His forehead wrinkled, and he wavered as he turned around toward his wife.
“What do you mean?” he grumbled. “As usual, you come up with the craziest bullshit.”
His drunken breath filled his wife’s nostrils, and she turned her head away, pinching her nose. Her angry voice boomed over the humming of the air conditioner.
“Listen, Joseph! Don’t think I am naïve. I know that you picked up a whore on Independence Boulevard around 8:30 p.m., after you quarreled passionately with her. I want to know who she is, do you understand?”
“Screw you! Nobody can say they saw me pick up a whore on the street around 8:30 p.m. because at that exact time I was having a drink with friends. You saw Pierre. I loaned him my car. He had a date with a girl. Call him tomorrow, he’ll confirm that for you.”
He dozed off.
Emilienne shook her head and smiled in despair. How could she have been so naïve as to think he would ad
mit everything to her? He wasn’t lying to spare her from pain; it was purely out of habit. If they were still together in ten years, he would repeat the same lies.
Why did this man, who was so straightforward and open in other respects, love to weave a web of lies whenever it came to his relationships with his mistresses? Joseph was not the only man who cloaked his extramarital affairs in lies and enigmas. Even the most disrespectful husband lacked the courage to reveal his intimate secrets to his wife. No doubt, for them it was the intoxicating mystery of it all that they needed.
IV
Emilienne’s Isolation
Weeks passed, each the same as the last. But all the same, Emilienne had noted a change in her mother-in-law’s behavior toward her. You could say that her usual feelings toward her had returned.
For once, Emilienne did not dwell on the downturn in their relationship and made a deliberate effort not to try to make it better. If for a long time she had allowed Eyang’s provocations to get to her, she was firmly committed to ignoring her from here on.

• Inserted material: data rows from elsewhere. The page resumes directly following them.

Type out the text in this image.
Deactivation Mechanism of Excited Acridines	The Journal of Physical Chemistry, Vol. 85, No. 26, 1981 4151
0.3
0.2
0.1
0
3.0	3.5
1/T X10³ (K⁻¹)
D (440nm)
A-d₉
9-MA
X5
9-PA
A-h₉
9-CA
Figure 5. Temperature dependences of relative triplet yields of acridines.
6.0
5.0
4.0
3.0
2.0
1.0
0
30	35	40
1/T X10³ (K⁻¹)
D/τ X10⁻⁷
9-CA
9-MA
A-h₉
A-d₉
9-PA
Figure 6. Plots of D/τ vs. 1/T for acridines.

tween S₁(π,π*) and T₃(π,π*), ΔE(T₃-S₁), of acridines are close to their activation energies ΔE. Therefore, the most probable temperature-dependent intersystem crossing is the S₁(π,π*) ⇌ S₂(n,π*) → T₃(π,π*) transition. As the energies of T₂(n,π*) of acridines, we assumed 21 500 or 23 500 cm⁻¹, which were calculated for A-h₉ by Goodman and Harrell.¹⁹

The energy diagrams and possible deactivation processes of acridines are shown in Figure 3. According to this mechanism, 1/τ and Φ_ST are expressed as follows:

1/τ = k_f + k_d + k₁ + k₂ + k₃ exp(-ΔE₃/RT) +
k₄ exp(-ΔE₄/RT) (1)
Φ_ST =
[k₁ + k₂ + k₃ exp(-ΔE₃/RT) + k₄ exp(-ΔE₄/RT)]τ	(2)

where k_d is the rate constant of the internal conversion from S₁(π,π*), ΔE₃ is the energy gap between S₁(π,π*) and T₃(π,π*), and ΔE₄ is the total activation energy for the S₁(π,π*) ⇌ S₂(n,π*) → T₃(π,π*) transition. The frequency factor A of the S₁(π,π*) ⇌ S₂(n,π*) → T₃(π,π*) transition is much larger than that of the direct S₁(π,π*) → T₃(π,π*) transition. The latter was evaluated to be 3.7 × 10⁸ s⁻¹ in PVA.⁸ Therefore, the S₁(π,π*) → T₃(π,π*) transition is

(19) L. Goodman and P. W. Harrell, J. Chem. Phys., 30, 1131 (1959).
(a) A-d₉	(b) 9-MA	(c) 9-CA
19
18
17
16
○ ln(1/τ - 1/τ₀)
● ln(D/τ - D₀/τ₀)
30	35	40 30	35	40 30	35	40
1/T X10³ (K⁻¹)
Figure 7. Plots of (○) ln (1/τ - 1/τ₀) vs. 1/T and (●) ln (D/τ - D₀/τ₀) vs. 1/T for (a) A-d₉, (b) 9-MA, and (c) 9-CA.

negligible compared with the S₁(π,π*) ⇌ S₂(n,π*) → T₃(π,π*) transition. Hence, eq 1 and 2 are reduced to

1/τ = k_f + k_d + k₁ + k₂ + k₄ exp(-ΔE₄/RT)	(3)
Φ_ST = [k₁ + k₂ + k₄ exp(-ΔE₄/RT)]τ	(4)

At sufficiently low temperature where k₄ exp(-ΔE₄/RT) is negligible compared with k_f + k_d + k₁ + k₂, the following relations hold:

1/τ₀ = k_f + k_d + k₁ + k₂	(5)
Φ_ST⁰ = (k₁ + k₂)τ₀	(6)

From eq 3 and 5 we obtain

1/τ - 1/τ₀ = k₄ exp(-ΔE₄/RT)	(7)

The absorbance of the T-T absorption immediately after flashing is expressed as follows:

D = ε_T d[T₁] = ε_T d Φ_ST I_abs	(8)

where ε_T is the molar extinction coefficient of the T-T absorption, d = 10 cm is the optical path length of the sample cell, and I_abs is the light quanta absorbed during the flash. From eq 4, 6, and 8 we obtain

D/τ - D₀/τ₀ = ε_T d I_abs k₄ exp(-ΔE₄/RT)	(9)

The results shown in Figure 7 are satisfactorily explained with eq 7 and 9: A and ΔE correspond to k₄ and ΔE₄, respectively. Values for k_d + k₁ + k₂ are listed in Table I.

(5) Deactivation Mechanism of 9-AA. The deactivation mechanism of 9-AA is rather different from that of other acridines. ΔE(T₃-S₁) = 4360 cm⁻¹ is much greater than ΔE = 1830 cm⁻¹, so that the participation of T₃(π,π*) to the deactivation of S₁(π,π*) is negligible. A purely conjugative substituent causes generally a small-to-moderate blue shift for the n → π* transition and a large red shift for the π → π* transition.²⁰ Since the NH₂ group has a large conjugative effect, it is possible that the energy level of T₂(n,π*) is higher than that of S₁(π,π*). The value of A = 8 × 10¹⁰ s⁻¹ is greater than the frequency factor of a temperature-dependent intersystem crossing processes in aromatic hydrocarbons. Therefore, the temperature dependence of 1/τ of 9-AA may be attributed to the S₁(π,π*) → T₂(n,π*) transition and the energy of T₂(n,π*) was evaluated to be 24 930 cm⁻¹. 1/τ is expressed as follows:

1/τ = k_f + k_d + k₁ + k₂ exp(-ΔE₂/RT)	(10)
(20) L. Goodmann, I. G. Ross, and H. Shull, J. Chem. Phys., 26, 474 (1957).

IN ORDER to snap out of the depressing monotony of her conjugal life, that Saturday afternoon she was going to her parents’, whom she had not seen in over a month. Thanks to them and to her sister, she had been able to cope with the death of her daughter. However, she did avoid talking to them about her love life even though she knew they were aware of her unhappiness. And it was exactly because of their silence, the pity she saw in their eyes, that she had stayed away from them these past six weeks. Pity was the one feeling she could not stand, especially coming from her family.
Before she had even parked her car, her nephews had run over to greet her, throwing their arms around her neck as she opened the gate. Although they were as happy to see her as the others, the two oldest greeted her with just a kiss on each cheek.